Remembrance Sunday is a day we remember those who made the ultimate sacrifice. However do we also remember the 1,000’s of POW’s (prisoner of war) who were incarcerated in sometimes brutal and appalling conditions?
Researching your ancestry should include finding as much about our ancestors including war records. Today more and more resources are becoming available on the internet. Six great sites (and there are many) are featured below.
Prisoners of War – National Archives
The National Archives have a series of transcribed interviews from POW’s which you can read which brings the ordeal to life.
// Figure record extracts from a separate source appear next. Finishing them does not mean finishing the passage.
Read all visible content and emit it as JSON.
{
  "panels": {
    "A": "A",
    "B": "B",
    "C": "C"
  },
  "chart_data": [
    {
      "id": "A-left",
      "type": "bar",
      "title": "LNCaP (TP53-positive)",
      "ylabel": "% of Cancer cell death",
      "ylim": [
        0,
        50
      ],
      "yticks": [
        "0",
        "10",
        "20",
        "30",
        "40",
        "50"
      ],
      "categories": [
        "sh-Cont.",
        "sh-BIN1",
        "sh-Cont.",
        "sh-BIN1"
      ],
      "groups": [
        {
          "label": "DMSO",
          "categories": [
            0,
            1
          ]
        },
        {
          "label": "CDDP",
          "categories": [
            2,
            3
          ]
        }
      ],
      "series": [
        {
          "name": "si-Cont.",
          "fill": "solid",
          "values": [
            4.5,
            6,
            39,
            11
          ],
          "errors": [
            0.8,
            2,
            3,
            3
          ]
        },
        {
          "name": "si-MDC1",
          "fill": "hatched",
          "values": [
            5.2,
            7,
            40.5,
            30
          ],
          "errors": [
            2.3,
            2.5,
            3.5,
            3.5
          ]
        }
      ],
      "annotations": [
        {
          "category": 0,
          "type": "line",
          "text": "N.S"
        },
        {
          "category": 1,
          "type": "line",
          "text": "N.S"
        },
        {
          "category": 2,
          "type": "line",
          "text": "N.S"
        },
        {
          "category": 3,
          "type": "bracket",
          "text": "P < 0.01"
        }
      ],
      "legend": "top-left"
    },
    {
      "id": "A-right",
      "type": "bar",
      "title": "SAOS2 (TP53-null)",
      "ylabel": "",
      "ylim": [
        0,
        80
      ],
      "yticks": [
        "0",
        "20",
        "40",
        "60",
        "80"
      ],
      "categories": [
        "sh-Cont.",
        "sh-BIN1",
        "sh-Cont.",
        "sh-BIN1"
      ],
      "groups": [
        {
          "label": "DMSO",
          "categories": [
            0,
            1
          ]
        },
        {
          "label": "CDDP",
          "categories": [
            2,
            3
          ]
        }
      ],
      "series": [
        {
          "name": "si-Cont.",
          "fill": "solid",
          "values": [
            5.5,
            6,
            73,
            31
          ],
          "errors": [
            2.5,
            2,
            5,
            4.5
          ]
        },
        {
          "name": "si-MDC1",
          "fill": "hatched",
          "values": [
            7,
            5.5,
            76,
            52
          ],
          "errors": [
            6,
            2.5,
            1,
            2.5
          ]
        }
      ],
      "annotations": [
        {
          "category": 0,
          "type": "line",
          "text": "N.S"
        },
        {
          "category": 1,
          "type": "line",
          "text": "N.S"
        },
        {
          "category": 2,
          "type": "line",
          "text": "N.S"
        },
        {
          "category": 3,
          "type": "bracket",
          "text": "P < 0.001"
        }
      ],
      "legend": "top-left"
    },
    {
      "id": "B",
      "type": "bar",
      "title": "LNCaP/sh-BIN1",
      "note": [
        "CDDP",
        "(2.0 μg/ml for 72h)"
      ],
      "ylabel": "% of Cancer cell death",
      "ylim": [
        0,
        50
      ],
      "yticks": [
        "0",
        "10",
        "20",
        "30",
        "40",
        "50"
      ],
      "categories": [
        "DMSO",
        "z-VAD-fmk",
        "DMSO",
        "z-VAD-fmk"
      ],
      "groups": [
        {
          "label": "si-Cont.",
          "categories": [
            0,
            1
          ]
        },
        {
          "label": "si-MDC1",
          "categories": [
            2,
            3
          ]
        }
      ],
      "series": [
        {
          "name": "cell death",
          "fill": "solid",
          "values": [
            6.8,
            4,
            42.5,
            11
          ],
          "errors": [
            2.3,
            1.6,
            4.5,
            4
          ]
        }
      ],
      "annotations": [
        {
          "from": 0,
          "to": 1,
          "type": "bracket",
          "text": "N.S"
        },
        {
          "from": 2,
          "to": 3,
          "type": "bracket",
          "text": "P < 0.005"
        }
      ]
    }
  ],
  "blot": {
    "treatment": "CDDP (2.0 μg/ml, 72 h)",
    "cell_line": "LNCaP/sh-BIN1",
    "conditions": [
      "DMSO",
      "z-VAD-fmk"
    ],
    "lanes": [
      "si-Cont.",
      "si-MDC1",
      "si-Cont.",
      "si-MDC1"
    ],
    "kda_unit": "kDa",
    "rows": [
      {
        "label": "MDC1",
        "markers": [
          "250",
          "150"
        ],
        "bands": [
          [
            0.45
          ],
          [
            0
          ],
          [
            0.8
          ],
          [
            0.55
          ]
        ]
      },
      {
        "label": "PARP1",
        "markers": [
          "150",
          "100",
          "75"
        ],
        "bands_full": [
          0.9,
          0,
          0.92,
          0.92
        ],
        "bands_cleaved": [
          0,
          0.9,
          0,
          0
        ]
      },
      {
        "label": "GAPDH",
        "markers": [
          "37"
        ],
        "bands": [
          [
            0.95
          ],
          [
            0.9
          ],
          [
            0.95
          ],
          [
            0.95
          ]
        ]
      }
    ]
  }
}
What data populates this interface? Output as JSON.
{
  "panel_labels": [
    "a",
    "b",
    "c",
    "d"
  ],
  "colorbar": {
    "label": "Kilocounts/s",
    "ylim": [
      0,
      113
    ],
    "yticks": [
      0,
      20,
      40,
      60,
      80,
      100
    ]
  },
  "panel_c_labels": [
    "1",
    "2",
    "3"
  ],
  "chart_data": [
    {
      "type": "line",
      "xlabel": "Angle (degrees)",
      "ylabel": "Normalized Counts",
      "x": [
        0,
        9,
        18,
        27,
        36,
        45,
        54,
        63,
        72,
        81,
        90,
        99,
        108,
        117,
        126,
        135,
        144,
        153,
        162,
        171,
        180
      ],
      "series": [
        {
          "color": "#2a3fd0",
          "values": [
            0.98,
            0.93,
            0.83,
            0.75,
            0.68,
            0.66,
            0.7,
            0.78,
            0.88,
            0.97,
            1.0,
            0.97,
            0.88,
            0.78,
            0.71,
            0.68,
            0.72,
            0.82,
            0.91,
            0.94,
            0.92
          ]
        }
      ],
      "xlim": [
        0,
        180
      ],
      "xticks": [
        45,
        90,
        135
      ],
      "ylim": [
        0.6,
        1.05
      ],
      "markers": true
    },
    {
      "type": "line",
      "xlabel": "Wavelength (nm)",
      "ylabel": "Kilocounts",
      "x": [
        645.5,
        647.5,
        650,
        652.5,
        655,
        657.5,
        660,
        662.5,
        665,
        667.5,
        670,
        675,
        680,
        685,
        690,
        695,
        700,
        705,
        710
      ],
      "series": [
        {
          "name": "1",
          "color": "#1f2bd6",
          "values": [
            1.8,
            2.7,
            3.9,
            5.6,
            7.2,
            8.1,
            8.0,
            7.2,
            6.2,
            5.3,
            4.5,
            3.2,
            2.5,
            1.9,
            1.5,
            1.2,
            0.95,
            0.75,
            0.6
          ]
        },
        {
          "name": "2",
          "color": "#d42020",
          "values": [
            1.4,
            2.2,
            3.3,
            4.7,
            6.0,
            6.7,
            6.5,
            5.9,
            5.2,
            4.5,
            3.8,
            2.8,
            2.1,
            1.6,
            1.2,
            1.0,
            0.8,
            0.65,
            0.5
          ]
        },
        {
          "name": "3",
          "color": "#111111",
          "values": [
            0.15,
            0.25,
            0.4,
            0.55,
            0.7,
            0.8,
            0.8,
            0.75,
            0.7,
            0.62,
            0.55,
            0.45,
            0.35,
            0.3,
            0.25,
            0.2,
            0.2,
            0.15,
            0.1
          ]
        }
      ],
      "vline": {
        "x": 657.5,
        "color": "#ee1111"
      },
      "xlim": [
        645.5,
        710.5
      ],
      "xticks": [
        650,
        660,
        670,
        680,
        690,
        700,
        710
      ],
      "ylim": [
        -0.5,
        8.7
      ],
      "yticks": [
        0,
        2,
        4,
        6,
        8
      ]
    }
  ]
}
Features a number of databases including evaders and escapees.
Stalag Luft I Barth
A varied collection of stories, photos from Stalag I located in Barth, Germany near the Baltic Sea. Nearly 9,000 Allied Airmen were imprisoned here.
Stalag VIIIB/344 Lamsdorf
Lamsdorf was a very large German prisoner of war camp located in SW Poland. More than 100,000 prisoners from Australia, Belgium, Britain, Canada, France, Greece, New Zealand, the Netherlands, Poland, South Africa, the Soviet Union, Yugoslavia and the United States passed through this camp.
A famous prisoner from here was Group Captain Sir Douglas Robert Steuart Bader.
Stalag XVIIIA/Wolfsberg
Wolfsberg was located in Austria and this website is adding names to the roll call of prisoners who passed through. Currently this site has nearly 11,000 names and is being added to as information comes forward.
Far East Prisoners of War
Approximately 55,500 names of British POWs are on the database, taken from army, navy and air force records.
Ruhleben Civilian Internment Camp 1914 -1918
In 1914, thousands of British civilians and merchant seamen, along with foreigners from other nationalities with British connections, were interned at the hastily constructed prisoner of war camp at Ruhleben racecourse by Spandau, near Berlin, Germany.